Jashwin Baijoo, Associate Director and Head of Strategic Engagement & Compliance at Tax Consulting South Africa, says the launching of a Focused Revenue Recovery Programme aligns completely with SARS’ compliance themes of debt cash collection and outstanding returns collection, per the 2025 Revenenue Collection Announcement.

Strengthening SARS Is Crucial for the Task Ahead

Sesana says some of the additional funds allocated to SARS over the medium term to improve its administrative efficiencies, will go to recruiting more employees. Earlier the Standing Committee on Finance recommended an allocation of R1.5 billion to support the hiring of 2,338 additional resources, saying strengthening SARS’ human resources is vital for improving service delivery, enforcing compliance and effectively utilising data analytics in tax administration.

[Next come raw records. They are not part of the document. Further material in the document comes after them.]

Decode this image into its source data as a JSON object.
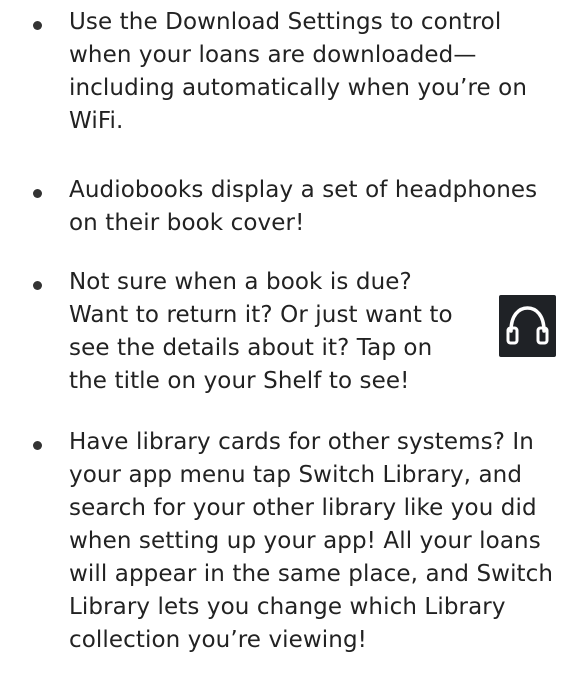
{
  "bullets": [
    {
      "lines": [
        "Use the Download Settings to control",
        "when your loans are downloaded—",
        "including automatically when you’re on",
        "WiFi."
      ]
    },
    {
      "lines": [
        "Audiobooks display a set of headphones",
        "on their book cover!"
      ]
    },
    {
      "lines": [
        "Not sure when a book is due?",
        "Want to return it?  Or just want to",
        "see the details about it?  Tap on",
        "the title on your Shelf to see!"
      ]
    },
    {
      "lines": [
        "Have library cards for other systems?  In",
        "your app menu tap Switch Library, and",
        "search for your other library like you did",
        "when setting up your app!  All your loans",
        "will appear in the same place, and Switch",
        "Library lets you change which Library",
        "collection you’re viewing!"
      ]
    }
  ],
  "icon": {
    "name": "headphones-icon",
    "background": "#1f2226",
    "stroke": "#ffffff"
  }
}
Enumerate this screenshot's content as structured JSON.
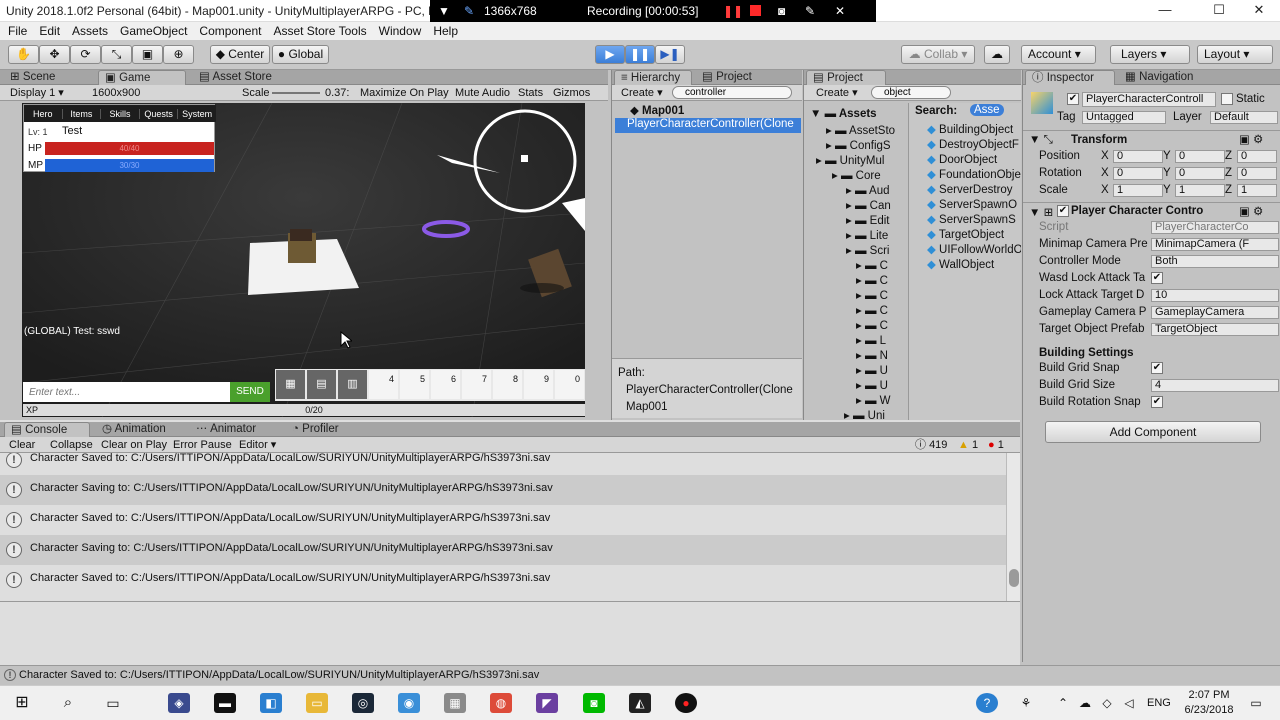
{
  "window": {
    "title": "Unity 2018.1.0f2 Personal (64bit) - Map001.unity - UnityMultiplayerARPG - PC, M..."
  },
  "recorder": {
    "resolution": "1366x768",
    "status": "Recording [00:00:53]"
  },
  "window_controls": {
    "minimize": "—",
    "maximize": "☐",
    "close": "✕"
  },
  "menu": [
    "File",
    "Edit",
    "Assets",
    "GameObject",
    "Component",
    "Asset Store Tools",
    "Window",
    "Help"
  ],
  "toolbar": {
    "center": "Center",
    "global": "Global",
    "collab": "Collab ▾",
    "account": "Account",
    "layers": "Layers",
    "layout": "Layout"
  },
  "scene_tabs": {
    "scene": "Scene",
    "game": "Game",
    "asset_store": "Asset Store"
  },
  "game_bar": {
    "display": "Display 1",
    "resolution": "1600x900",
    "scale_label": "Scale",
    "scale_value": "0.37:",
    "maximize": "Maximize On Play",
    "mute": "Mute Audio",
    "stats": "Stats",
    "gizmos": "Gizmos"
  },
  "game_ui": {
    "tabs": [
      "Hero",
      "Items",
      "Skills",
      "Quests",
      "System"
    ],
    "level": "Lv: 1",
    "player_name": "Test",
    "hp_label": "HP",
    "hp_value": "40/40",
    "hp_fraction": 1.0,
    "mp_label": "MP",
    "mp_value": "30/30",
    "mp_fraction": 1.0,
    "chat_message": "(GLOBAL) Test: sswd",
    "chat_placeholder": "Enter text...",
    "send": "SEND",
    "hotkeys": [
      "4",
      "5",
      "6",
      "7",
      "8",
      "9",
      "0"
    ],
    "xp_label": "XP",
    "xp_value": "0/20",
    "xp_fraction": 0
  },
  "hierarchy": {
    "tab": "Hierarchy",
    "project_tab": "Project",
    "create": "Create ▾",
    "search": "controller",
    "scene": "Map001",
    "selected": "PlayerCharacterController(Clone",
    "path_label": "Path:",
    "path_1": "PlayerCharacterController(Clone",
    "path_2": "Map001"
  },
  "project": {
    "tab": "Project",
    "create": "Create ▾",
    "search": "object",
    "assets": "Assets",
    "search_label": "Search:",
    "search_scope": "Asse",
    "tree": [
      "AssetSto",
      "ConfigS",
      "UnityMul",
      "Core",
      "Aud",
      "Can",
      "Edit",
      "Lite",
      "Scri",
      "C",
      "C",
      "C",
      "C",
      "C",
      "L",
      "N",
      "U",
      "U",
      "W",
      "Uni"
    ],
    "results": [
      "BuildingObject",
      "DestroyObjectF",
      "DoorObject",
      "FoundationObje",
      "ServerDestroy",
      "ServerSpawnO",
      "ServerSpawnS",
      "TargetObject",
      "UIFollowWorldO",
      "WallObject"
    ]
  },
  "inspector": {
    "tab": "Inspector",
    "nav_tab": "Navigation",
    "object_name": "PlayerCharacterControll",
    "static": "Static",
    "tag_label": "Tag",
    "tag": "Untagged",
    "layer_label": "Layer",
    "layer": "Default",
    "transform": "Transform",
    "position": "Position",
    "rotation": "Rotation",
    "scale": "Scale",
    "x": "X",
    "y": "Y",
    "z": "Z",
    "pos": [
      "0",
      "0",
      "0"
    ],
    "rot": [
      "0",
      "0",
      "0"
    ],
    "scl": [
      "1",
      "1",
      "1"
    ],
    "component": "Player Character Contro",
    "script_label": "Script",
    "script": "PlayerCharacterCo",
    "minimap_label": "Minimap Camera Pre",
    "minimap": "MinimapCamera (F",
    "controller_label": "Controller Mode",
    "controller": "Both",
    "wasd_label": "Wasd Lock Attack Ta",
    "lock_label": "Lock Attack Target D",
    "lock": "10",
    "gameplay_label": "Gameplay Camera P",
    "gameplay": "GameplayCamera",
    "target_label": "Target Object Prefab",
    "target": "TargetObject",
    "building": "Building Settings",
    "grid_snap": "Build Grid Snap",
    "grid_size": "Build Grid Size",
    "grid_size_value": "4",
    "rot_snap": "Build Rotation Snap",
    "add_component": "Add Component"
  },
  "console": {
    "tab": "Console",
    "animation": "Animation",
    "animator": "Animator",
    "profiler": "Profiler",
    "clear": "Clear",
    "collapse": "Collapse",
    "clear_on_play": "Clear on Play",
    "error_pause": "Error Pause",
    "editor": "Editor ▾",
    "info_count": "419",
    "warn_count": "1",
    "err_count": "1",
    "rows": [
      "Character Saved to: C:/Users/ITTIPON/AppData/LocalLow/SURIYUN/UnityMultiplayerARPG/hS3973ni.sav",
      "Character Saving to: C:/Users/ITTIPON/AppData/LocalLow/SURIYUN/UnityMultiplayerARPG/hS3973ni.sav",
      "Character Saved to: C:/Users/ITTIPON/AppData/LocalLow/SURIYUN/UnityMultiplayerARPG/hS3973ni.sav",
      "Character Saving to: C:/Users/ITTIPON/AppData/LocalLow/SURIYUN/UnityMultiplayerARPG/hS3973ni.sav",
      "Character Saved to: C:/Users/ITTIPON/AppData/LocalLow/SURIYUN/UnityMultiplayerARPG/hS3973ni.sav"
    ],
    "status": "Character Saved to: C:/Users/ITTIPON/AppData/LocalLow/SURIYUN/UnityMultiplayerARPG/hS3973ni.sav"
  },
  "taskbar": {
    "language": "ENG",
    "time": "2:07 PM",
    "date": "6/23/2018"
  },
  "colors": {
    "accent": "#3c7fd8",
    "hp": "#c8231f",
    "mp": "#1f63d6",
    "send": "#4aa02c"
  }
}
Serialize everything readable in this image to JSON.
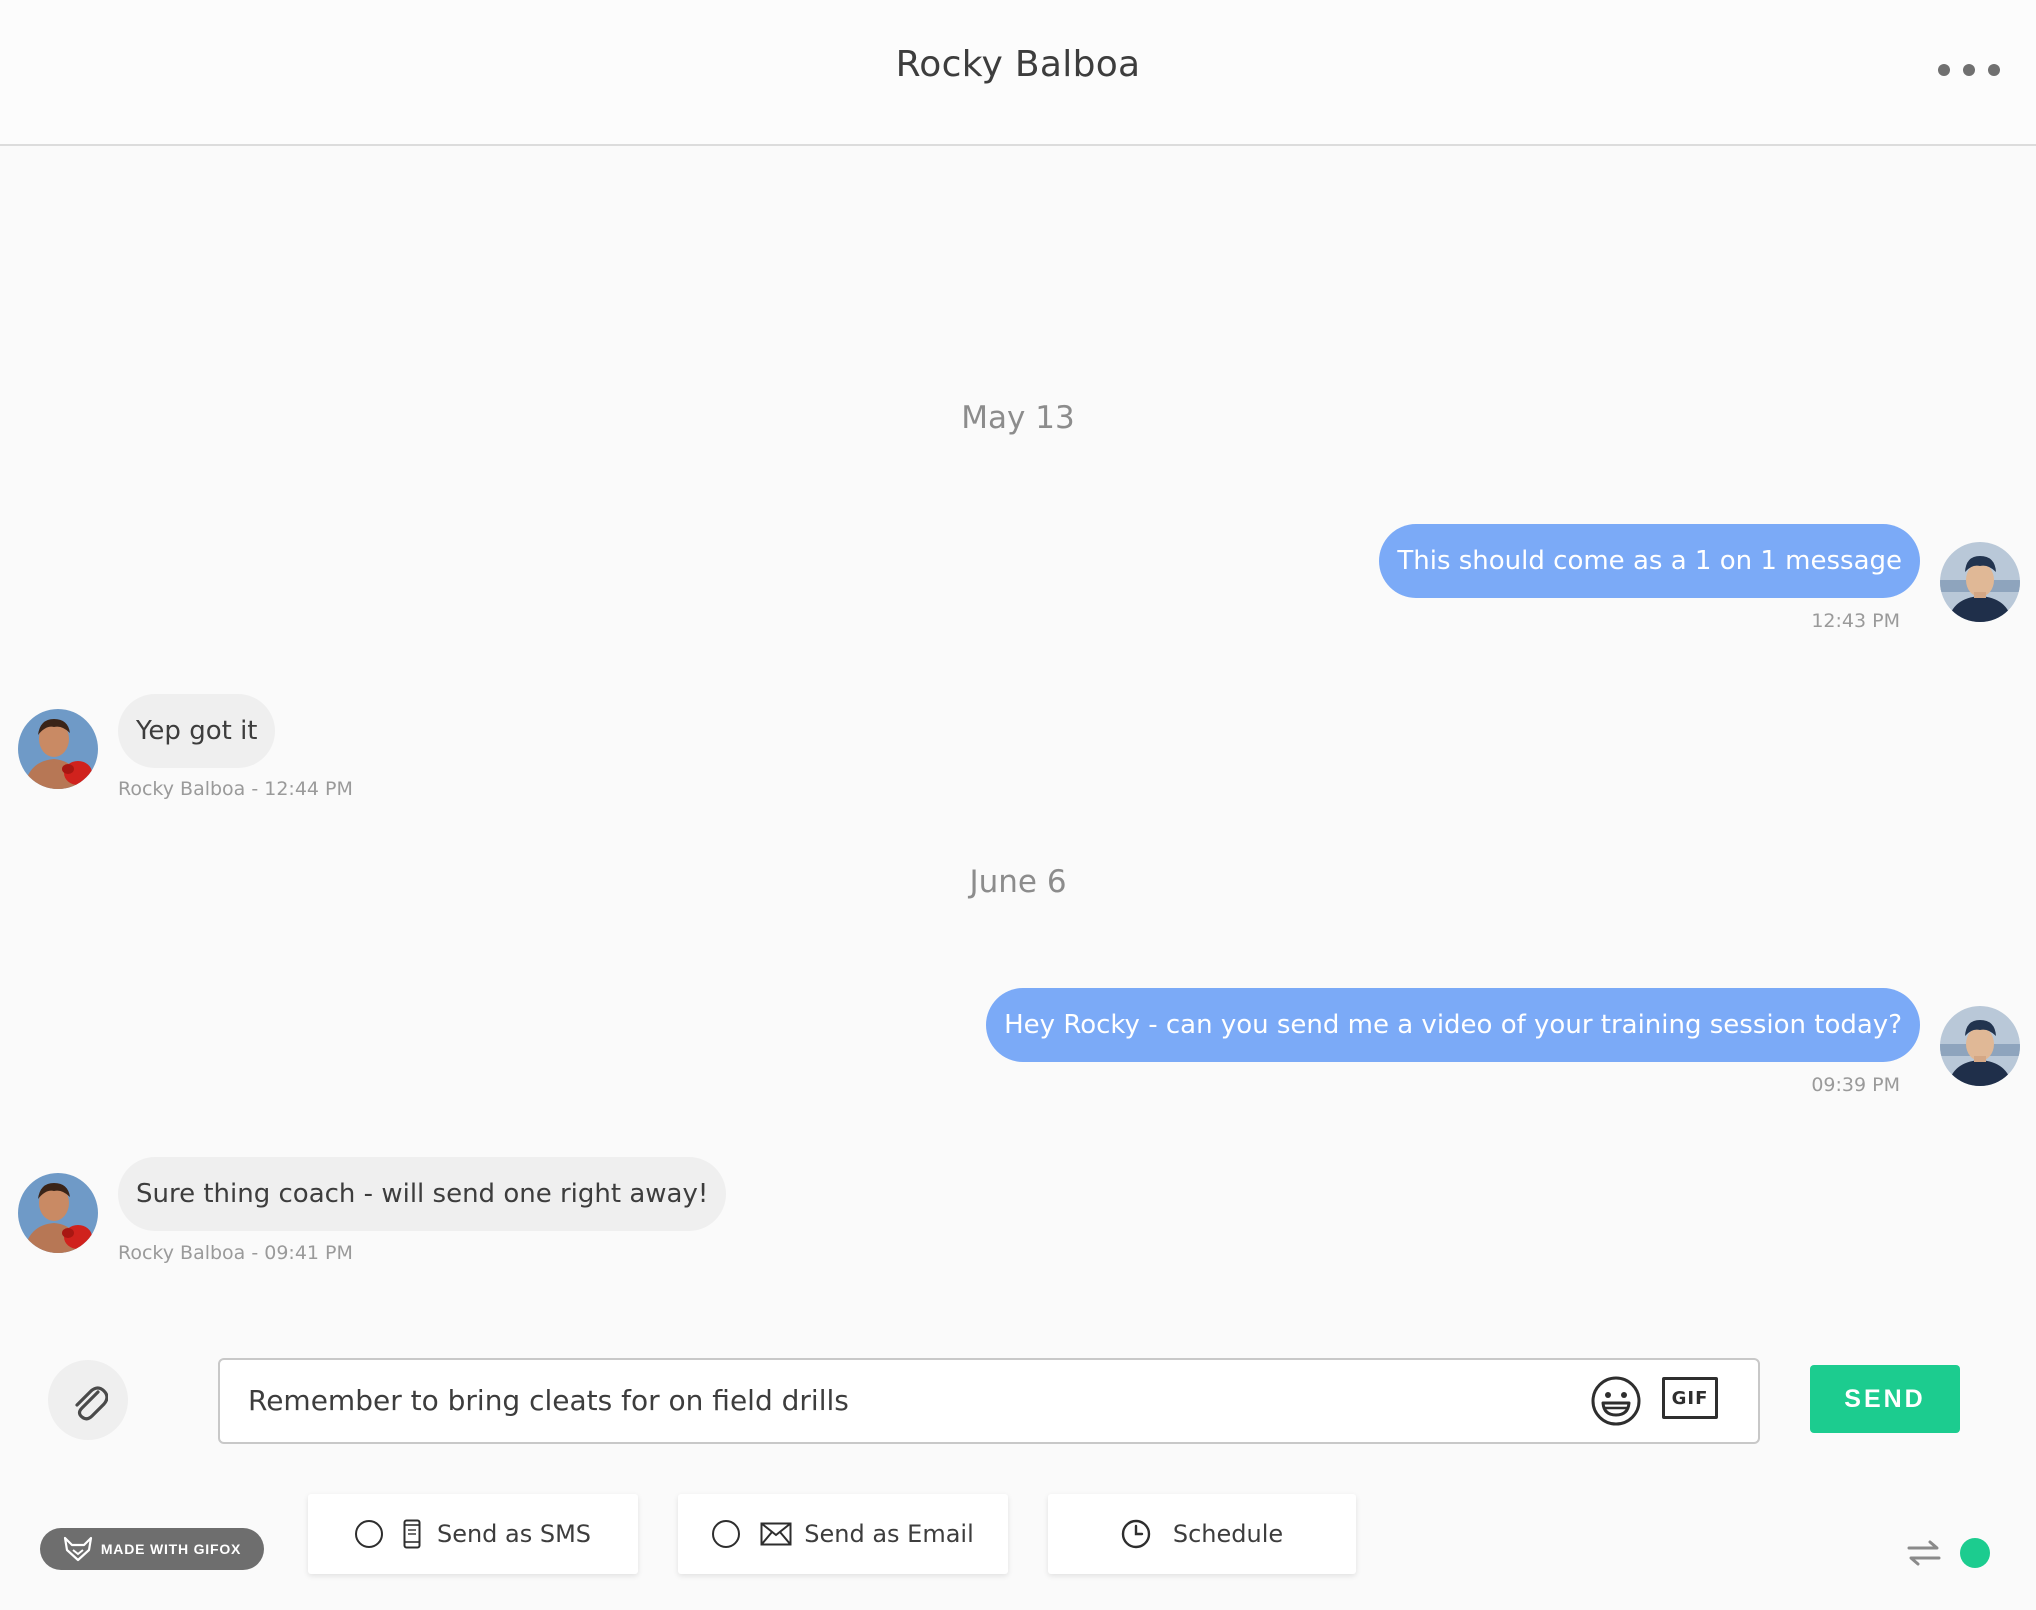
{
  "header": {
    "title": "Rocky Balboa",
    "more_icon": "more-horizontal-icon"
  },
  "conversation": {
    "sections": [
      {
        "date": "May 13",
        "messages": [
          {
            "direction": "outgoing",
            "text": "This should come as a 1 on 1 message",
            "meta": "12:43 PM"
          },
          {
            "direction": "incoming",
            "text": "Yep got it",
            "meta": "Rocky Balboa - 12:44 PM"
          }
        ]
      },
      {
        "date": "June 6",
        "messages": [
          {
            "direction": "outgoing",
            "text": "Hey Rocky - can you send me a video of your training session today?",
            "meta": "09:39 PM"
          },
          {
            "direction": "incoming",
            "text": "Sure thing coach - will send one right away!",
            "meta": "Rocky Balboa - 09:41 PM"
          }
        ]
      }
    ]
  },
  "composer": {
    "attach_icon": "paperclip-icon",
    "input_value": "Remember to bring cleats for on field drills",
    "emoji_icon": "smiley-icon",
    "gif_label": "GIF",
    "send_label": "SEND"
  },
  "options": {
    "sms": {
      "label": "Send as SMS",
      "icon": "phone-icon",
      "checked": false
    },
    "email": {
      "label": "Send as Email",
      "icon": "envelope-icon",
      "checked": false
    },
    "schedule": {
      "label": "Schedule",
      "icon": "clock-icon"
    }
  },
  "badge": {
    "label": "MADE WITH GIFOX"
  },
  "status": {
    "swap_icon": "swap-arrows-icon",
    "online_color": "#1ccc8f"
  },
  "colors": {
    "outgoing_bubble": "#7baaf7",
    "incoming_bubble": "#efefef",
    "accent": "#1ccc8f"
  }
}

She adds that from discussions with role players in the tax industry, it is evident that manual phone calls are still the best way to follow up and nudge taxpayers to settle their tax debt with SARS and therefore many new recruits will be brought in to enhance compliance. Kieswetter said during the Revenue Announcement part of the Compliance Programmes success is attributed to 20 million service-related interactions at SARS branches, via the phone or through its digital self-service platforms assisting taxpayers to comply.

Where does this leave taxpayers and tax practitioners?

Baijoo says: “In practice, what we have seen, is SARS increasing its collection drive on outstanding tax debts, in an effort to eradicate tax non-compliance. That being said, SARS remains open to discussions on payment arrangements and tax debt write-offs where taxpayers face financial hardship.”

He adds that figures in SARS’ latest Annual Report demonstrates the revenue collector’s willingness to permanently or temporarily write off taxpayer debt, with a staggering R36.15 billion written off in the 2023/24 financial year.

Sesana says in the upcoming tax filing season, full compliance and tax debt collections will come into play for the individual taxpayer. “Taxpayers should not negate the fact that their tax debt may be a minimal amount. SARS will not let it go, because it has to end up in the state coffers. To collect R2.006 trillion in the 2025/26 fiscal year, every rand counts. Make sure your details at SARS is correct. If you have a debt, settle it. If you have a dispute, use the normal mechanism, but know that SARS will definitely come guns blazing this filing season.”

A welcome step by SARS, says industry

SAIT welcomes the fact that the Minister of Finance has extended the allocation to SARS to capacitate the tax authority because a well-functioning revenue service means a well-functioning democracy, and a well-functioning country.

“We further welcome any such projects undertaken by SARS. For many years the SAIT has said that introducing new taxes is not the way to strengthen the state coffers. We must go after the money in the system, owed to the fiscus but not reaching SARS. Non-compliant taxpayers must be made to pay their fair share. Only thereafter can South Africa consider introducing new taxes,” Sesana said.